Treatment of AL amyloidosis occurs in a hematologic response (monoclonal plasma cells and immunoglobin free light chains) and an organ response (amyloid fibrils and tissue damage), which is being explored in recent studies. However, Lentzsch mentioned how lenalidomide, which is part of the previous anti-amyloid antibodies, has a bad reputation because it can cause cognitive failure in patients. Recent studies have instead used the monoclonal antibody ch11-1F4 mAb, for example, which established a well-tolerated response in the overall median survival time.

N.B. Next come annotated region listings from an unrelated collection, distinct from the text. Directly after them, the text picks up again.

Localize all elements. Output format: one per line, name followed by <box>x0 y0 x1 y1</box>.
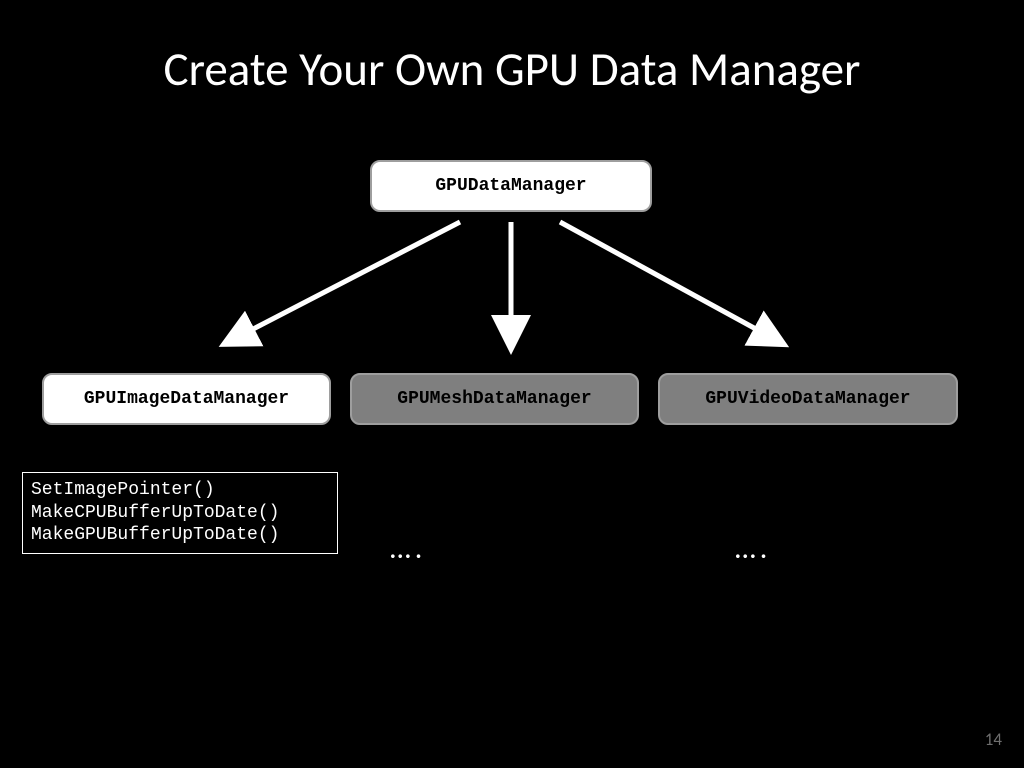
slide-title: Create Your Own GPU Data Manager <box>0 40 1024 98</box>
placeholder-video: …. <box>735 530 771 567</box>
node-gpumeshdatamanager: GPUMeshDataManager <box>350 373 639 425</box>
node-gpuimagedatamanager: GPUImageDataManager <box>42 373 331 425</box>
node-gpuvideodatamanager: GPUVideoDataManager <box>658 373 958 425</box>
node-gpudatamanager: GPUDataManager <box>370 160 652 212</box>
code-image-methods: SetImagePointer() MakeCPUBufferUpToDate(… <box>22 472 338 554</box>
placeholder-mesh: …. <box>390 530 426 567</box>
page-number: 14 <box>985 729 1002 750</box>
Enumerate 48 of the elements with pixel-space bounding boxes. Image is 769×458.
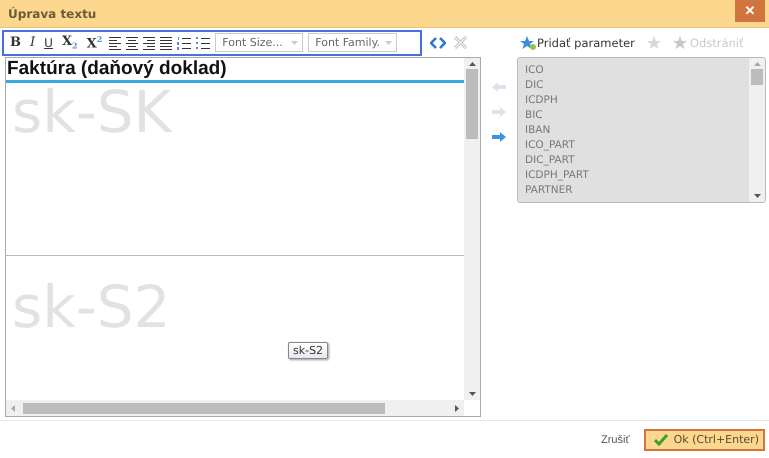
list-item[interactable]: ICDPH_PART bbox=[525, 168, 749, 183]
right-arrow-icon[interactable] bbox=[492, 131, 506, 143]
close-icon[interactable] bbox=[454, 36, 467, 49]
underline-button[interactable]: U bbox=[42, 36, 55, 50]
align-right-icon[interactable] bbox=[143, 34, 156, 50]
cancel-button[interactable]: Zrušiť bbox=[601, 434, 630, 446]
caret-icon bbox=[385, 40, 392, 44]
close-button[interactable]: ✕ bbox=[735, 0, 765, 22]
list-item[interactable]: ICDPH bbox=[525, 93, 749, 108]
italic-button[interactable]: I bbox=[28, 35, 38, 50]
scroll-up-icon[interactable] bbox=[468, 62, 476, 66]
vertical-scrollbar[interactable] bbox=[749, 58, 765, 202]
scroll-thumb[interactable] bbox=[23, 402, 385, 414]
list-item[interactable]: ICO bbox=[525, 63, 749, 78]
align-center-icon[interactable] bbox=[126, 34, 138, 50]
list-item[interactable]: DIC bbox=[525, 78, 749, 93]
align-justify-icon[interactable] bbox=[160, 34, 172, 50]
code-icon[interactable] bbox=[430, 36, 446, 48]
ok-button[interactable]: Ok (Ctrl+Enter) bbox=[644, 428, 765, 450]
horizontal-scrollbar[interactable] bbox=[6, 400, 464, 416]
list-item[interactable]: DIC_PART bbox=[525, 153, 749, 168]
checkmark-icon bbox=[654, 434, 668, 446]
numbered-list-icon[interactable] bbox=[177, 34, 192, 50]
subscript-button[interactable]: X$_{2}$ bbox=[60, 34, 80, 51]
list-item[interactable]: BIC bbox=[525, 108, 749, 123]
bold-button[interactable]: B bbox=[8, 35, 23, 50]
vertical-scrollbar[interactable] bbox=[464, 58, 480, 400]
font-family-dropdown[interactable]: Font Family. bbox=[308, 33, 398, 52]
tooltip: sk-S2 bbox=[288, 342, 328, 359]
scroll-left-icon[interactable] bbox=[11, 404, 15, 412]
list-item[interactable]: IBAN bbox=[525, 123, 749, 138]
bullet-list-icon[interactable] bbox=[196, 34, 210, 50]
scroll-down-icon[interactable] bbox=[754, 194, 760, 198]
scroll-right-icon[interactable] bbox=[455, 404, 459, 412]
scroll-thumb[interactable] bbox=[466, 69, 478, 139]
document-heading: Faktúra (daňový doklad) bbox=[6, 58, 464, 83]
scroll-down-icon[interactable] bbox=[468, 392, 476, 396]
font-size-dropdown[interactable]: Font Size... bbox=[215, 33, 304, 52]
star-plus-icon bbox=[520, 36, 536, 50]
align-left-icon[interactable] bbox=[109, 34, 122, 50]
list-item[interactable]: ICO_PART bbox=[525, 138, 749, 153]
star-minus-icon bbox=[672, 36, 689, 50]
add-parameter-button[interactable]: Pridať parameter bbox=[520, 36, 635, 50]
superscript-button[interactable]: X$^{2}$ bbox=[84, 34, 104, 52]
caret-icon bbox=[291, 40, 298, 44]
list-item[interactable]: PARTNER bbox=[525, 183, 749, 198]
window-title: Úprava textu bbox=[8, 6, 96, 20]
scroll-thumb[interactable] bbox=[751, 69, 763, 85]
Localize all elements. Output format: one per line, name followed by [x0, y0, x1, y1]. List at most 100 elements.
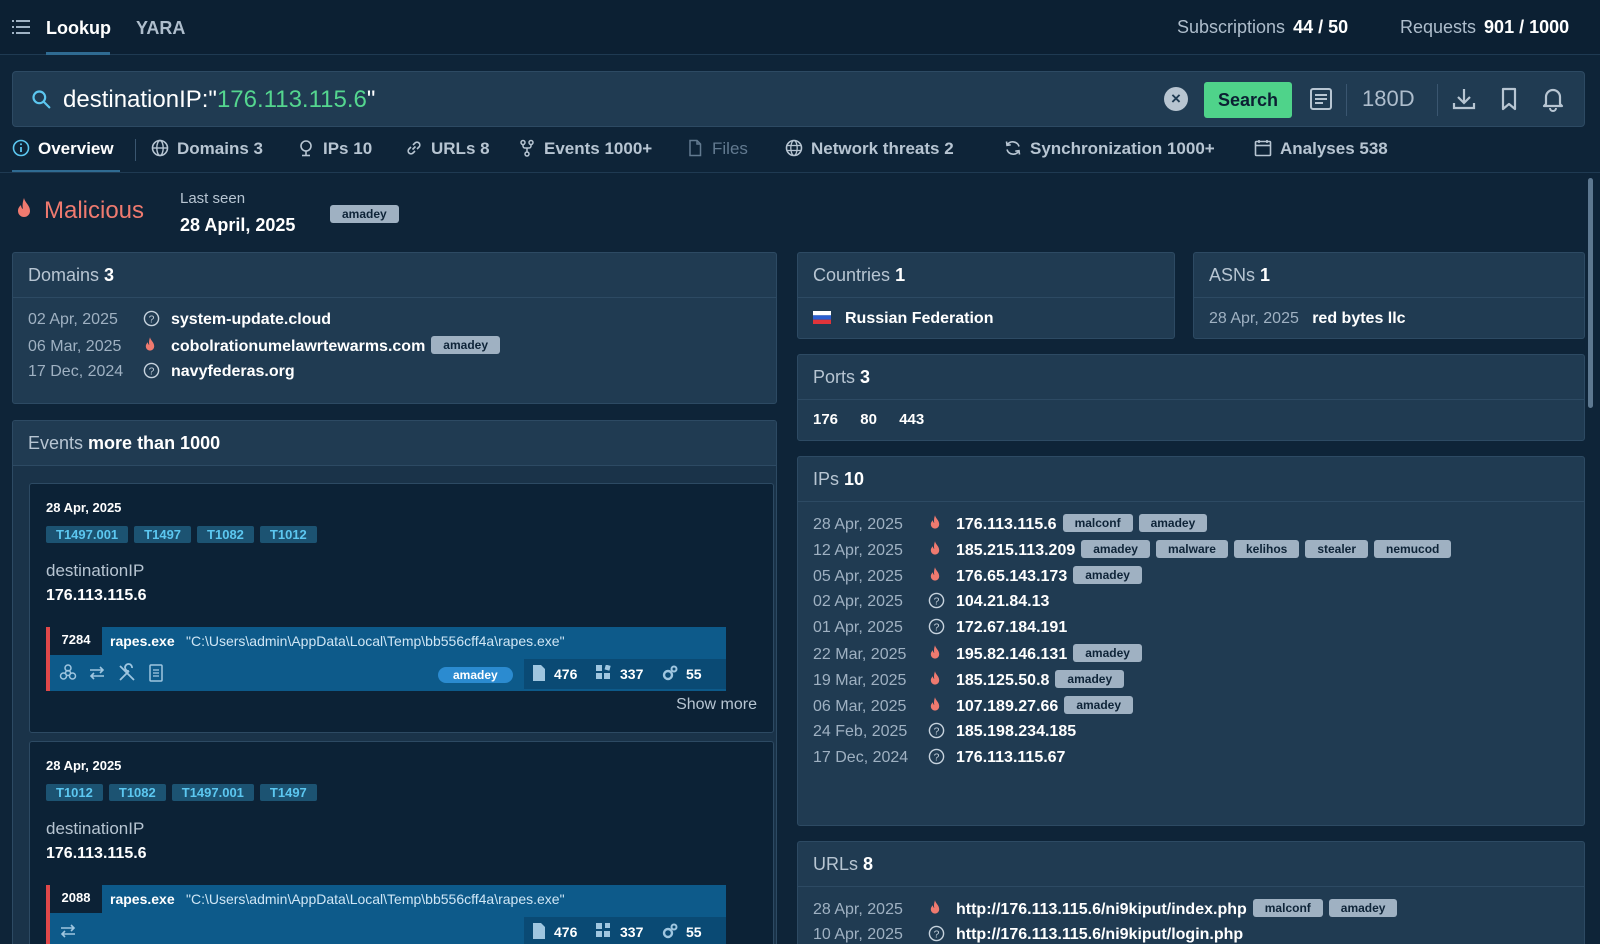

Lentzsch reiterated that ixazomib plus dexamethasone improves CR and delays organ deterioration, but the combination failed to achieve the primary endpoint of overall response rate, which makes other options superior, such as autologous stem cell transplant (ASCT). As for other treatments, bendamustine was well-tolerated with 30% VGPR, in addition to venetoclax alone or in different combinations.
“When using Revlimid, do it judiciously, as it can cause high cardiotoxicity,” Lentzsch said. “Anti-amyloid immunotherapy is a tantalizing matter but remains to be proven in decreasing amyloids.”
Lentzch S. Salvage Therapy for Amyloidosis: Agents and Anti-Fibril Therapy. Presented at: the Society of Hematologic Oncology (SOHO) 2021 Annual Meeting; virtual. September 9, 2021. Accessed September 17, 2021.